Fast Subset Selection algorithm for Statistics/Machine Learning
Author jeanpauphilet
11 Stars
Updated Last
1 Year Ago
Started In
September 2017



SubsetSelection is a Julia package that computes sparse L2-regularized estimators. Sparsity is enforced through explicit cardinality constraint or L0-penalty. Supported loss functions for regression are least squares, L1 and L2 SVR; for classification, logistic, L1 and L2 Hinge loss. The algorithm formulates the problem as a mixed-integer saddle-point problem and solves its boolean relaxation using a dual sub-gradient approach.

Quick start

To install the package:

julia> Pkg.install("SubsetSelection")

or the have the latest version

julia> Pkg.clone("git://")

To fit a basic model:

julia> using SubsetSelection, StatsBase

julia> n = 100; p = 10000; k = 10;
julia> indices = sort(sample(1:p, StatsBase.Weights(ones(p)/p), k, replace=false));
julia> w = sample(-1:2:1, k);
julia> X = randn(n,p); Y = X[:,indices]*w;
julia> Sparse_Regressor = subsetSelection(OLS(), Constraint(k), Y, X)

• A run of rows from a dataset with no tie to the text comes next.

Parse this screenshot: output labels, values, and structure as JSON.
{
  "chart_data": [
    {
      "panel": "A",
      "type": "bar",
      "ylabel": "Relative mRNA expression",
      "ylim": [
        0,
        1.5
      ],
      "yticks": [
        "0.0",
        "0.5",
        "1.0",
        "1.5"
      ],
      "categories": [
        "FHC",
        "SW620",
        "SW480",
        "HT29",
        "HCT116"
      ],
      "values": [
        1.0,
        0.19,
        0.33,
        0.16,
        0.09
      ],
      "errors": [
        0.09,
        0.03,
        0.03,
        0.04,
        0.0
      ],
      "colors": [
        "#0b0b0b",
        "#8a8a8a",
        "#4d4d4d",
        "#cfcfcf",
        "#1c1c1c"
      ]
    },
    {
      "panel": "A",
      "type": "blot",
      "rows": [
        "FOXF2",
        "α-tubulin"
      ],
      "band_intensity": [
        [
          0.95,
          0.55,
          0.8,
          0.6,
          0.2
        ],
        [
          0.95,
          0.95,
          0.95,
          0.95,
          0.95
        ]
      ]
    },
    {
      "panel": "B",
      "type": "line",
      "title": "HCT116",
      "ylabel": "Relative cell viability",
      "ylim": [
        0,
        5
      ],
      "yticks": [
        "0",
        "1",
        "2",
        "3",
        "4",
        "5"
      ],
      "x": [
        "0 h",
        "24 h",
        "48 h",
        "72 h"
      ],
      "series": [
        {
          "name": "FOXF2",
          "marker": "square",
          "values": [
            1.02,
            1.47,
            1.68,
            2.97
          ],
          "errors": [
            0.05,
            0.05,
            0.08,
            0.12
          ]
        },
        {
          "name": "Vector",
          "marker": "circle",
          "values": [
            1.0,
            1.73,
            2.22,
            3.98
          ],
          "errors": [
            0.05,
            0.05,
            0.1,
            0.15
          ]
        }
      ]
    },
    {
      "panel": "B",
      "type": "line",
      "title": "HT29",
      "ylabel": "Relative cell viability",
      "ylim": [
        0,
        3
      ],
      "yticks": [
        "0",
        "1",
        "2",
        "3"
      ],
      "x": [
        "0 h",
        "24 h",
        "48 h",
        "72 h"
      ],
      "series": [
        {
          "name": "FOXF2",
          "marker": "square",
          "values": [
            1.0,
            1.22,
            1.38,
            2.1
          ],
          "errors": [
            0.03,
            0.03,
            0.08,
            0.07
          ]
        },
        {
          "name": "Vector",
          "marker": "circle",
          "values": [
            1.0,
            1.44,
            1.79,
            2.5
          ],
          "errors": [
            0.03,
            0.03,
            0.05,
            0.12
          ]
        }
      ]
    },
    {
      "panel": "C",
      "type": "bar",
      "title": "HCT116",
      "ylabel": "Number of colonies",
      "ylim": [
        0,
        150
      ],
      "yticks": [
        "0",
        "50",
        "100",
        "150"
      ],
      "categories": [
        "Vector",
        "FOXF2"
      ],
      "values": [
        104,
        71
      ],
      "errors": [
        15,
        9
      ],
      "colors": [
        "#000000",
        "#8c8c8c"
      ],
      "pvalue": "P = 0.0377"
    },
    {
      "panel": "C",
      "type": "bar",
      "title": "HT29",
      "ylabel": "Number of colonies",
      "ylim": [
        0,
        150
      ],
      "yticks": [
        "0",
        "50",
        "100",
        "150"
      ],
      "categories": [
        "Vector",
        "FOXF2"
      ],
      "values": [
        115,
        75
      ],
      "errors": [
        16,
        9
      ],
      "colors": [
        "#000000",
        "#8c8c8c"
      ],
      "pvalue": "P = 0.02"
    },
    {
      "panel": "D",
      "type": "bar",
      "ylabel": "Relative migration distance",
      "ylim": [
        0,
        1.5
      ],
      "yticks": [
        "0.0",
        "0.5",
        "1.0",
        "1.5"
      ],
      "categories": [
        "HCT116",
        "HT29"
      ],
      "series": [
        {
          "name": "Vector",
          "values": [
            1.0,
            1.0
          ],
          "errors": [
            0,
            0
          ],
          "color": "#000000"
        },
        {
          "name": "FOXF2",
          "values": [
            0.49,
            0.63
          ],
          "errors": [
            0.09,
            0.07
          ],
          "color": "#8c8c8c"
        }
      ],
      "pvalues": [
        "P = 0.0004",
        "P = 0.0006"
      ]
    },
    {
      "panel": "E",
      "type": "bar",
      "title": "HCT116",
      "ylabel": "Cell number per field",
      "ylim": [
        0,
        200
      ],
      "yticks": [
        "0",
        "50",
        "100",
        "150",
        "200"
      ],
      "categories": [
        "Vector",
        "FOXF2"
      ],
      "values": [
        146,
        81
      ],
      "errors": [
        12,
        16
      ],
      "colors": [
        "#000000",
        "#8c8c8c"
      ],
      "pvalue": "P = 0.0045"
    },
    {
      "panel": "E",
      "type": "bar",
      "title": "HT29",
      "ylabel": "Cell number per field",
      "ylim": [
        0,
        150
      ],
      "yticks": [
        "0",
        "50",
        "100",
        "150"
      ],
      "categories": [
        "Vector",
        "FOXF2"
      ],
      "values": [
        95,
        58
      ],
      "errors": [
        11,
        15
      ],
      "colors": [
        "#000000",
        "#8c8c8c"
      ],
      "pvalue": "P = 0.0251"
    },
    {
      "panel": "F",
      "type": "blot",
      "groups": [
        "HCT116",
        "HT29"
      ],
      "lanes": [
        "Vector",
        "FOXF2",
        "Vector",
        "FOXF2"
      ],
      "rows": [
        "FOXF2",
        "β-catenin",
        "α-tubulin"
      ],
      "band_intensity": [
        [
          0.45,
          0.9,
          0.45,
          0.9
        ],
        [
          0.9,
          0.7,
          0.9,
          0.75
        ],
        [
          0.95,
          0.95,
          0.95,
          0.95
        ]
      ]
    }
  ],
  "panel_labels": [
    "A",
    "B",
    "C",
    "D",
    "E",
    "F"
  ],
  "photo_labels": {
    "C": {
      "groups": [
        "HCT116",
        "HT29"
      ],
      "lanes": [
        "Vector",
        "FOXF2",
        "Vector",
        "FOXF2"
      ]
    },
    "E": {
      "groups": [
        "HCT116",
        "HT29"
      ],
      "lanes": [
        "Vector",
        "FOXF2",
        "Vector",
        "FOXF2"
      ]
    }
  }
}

The algorithm returns a SparseEstimator object with the following fields: loss (loss function used), sparsity (model to enforce sparsity), indices (features selected), w (value of the estimator on the selected features only), α (values of the associated dual variables), b (bias term), iter (number of iterations required by the algorithm).

For instance, you can access the selected features directly in the indices field:

julia> Sparse_Regressor.indices
10-element Array{Int64,1}:

or compute predictions

julia> Y_pred = X[:,Sparse_Regressor.indices]*Sparse_Regressor.w
100-element Array{Float64,1}:

For classification, we use +1/-1 labels and the convention P ( Y = y | X = x ) = 1 / (1+e^{- y x^T w}).

Required and optional parameters

subsetSelection has four required parameters:

  • the loss function to be minimized, to be chosen among least squares (OLS()), L1SVR (L1SVR(ɛ)), L2SVR (L2SVR(ɛ)), Logistic loss (LogReg()), Hinge Loss (L1SVM()), L2-SVM (L2SVM()). For classification, we recommend using Hinge loss or L2-SVM functions. Indeed, the Fenchel conjugate of the Logistic loss exhibits unbounded gradients, which largely hinders convergence of the algorithm and might require smaller and more steps (see optional parameters).
  • the model used to enforce sparsity; either by adding a hard constraint of the form "||w||_0 < k" (Constraint(k)) or by adding a penalty of the form "+ λ ||w||_0" (Penalty(λ)) to the objective. For tractability issues, we highly recommend using an explicit constraint instead of a penalty, for it ensures the size of the support remains bounded through the algorithm.
  • the vector of outputs Y of size n, the sample size. In classification settings, Y should be a vector of ±1s.
  • the matrix of covariates X of size n×p, where n and p are the number of samples and features respectively.

In addition, subsetSelection accepts the following optional parameters:

  • an initialization for the selected features, indInit.
  • an initialization for the dual variables, αInit.
  • the value of the ℓ2-regularization parameter γ, set to 1/√n by default.
  • intercept, a boolean. If true, an intercept/bias term is computed as well. By default, set to false.
  • the maximum number of iterations in the sub-gradient algorithm, maxIter.
  • the value of the gradient stepsize δ. By default, the stepsize is set to 1e-3, which demonstrates very good empirical performance. However, smaller stepsizes might be needed when dealing with very large datasets or when the Logistic loss is used.
  • the number of gradient updates of dual variable α performed per update of primal variable s, gradUp.
  • anticycling a boolean. If true, the algorithm stops as soon as the support is not unchanged from one iteration to another. Empirically, the accuracy of the resulting support is strongly sensitive to noise - to use with caution. By default, set to false.
  • averaging a boolean. If true, the dual solution is averaged over past iterates. By default, set to true.

Best practices

  • Tuning the regularization parameter γ: By default, γ is set to 1/√n, which is an appropriate scaling in most regression instances. For an optimal performance, and especially in classification or noisy settings, we recommend performing a grid search and using cross-validation to assess out-of-sample performance. The grid search should start with a very low value for γ, such as
    γ = 1.*p / k / n / maximum(sum(X[train,:].^2,2))

and iteratively increase it by a factor 2. Mean square error or Area Under the Curve (see ROCAnalysis for implementation) are commonly used performance metrics for regression and classification tasks respectively.

  • Instances where the algorithm fails to converge have been reported. If you occur such cases, try normalize the data matrix X and relaunch the algorithm. If the algorithm still fails to converge, reduce the stepsize δ by a factor 10 or 100 and increase the number of iterations maxIter by a factor at least 2.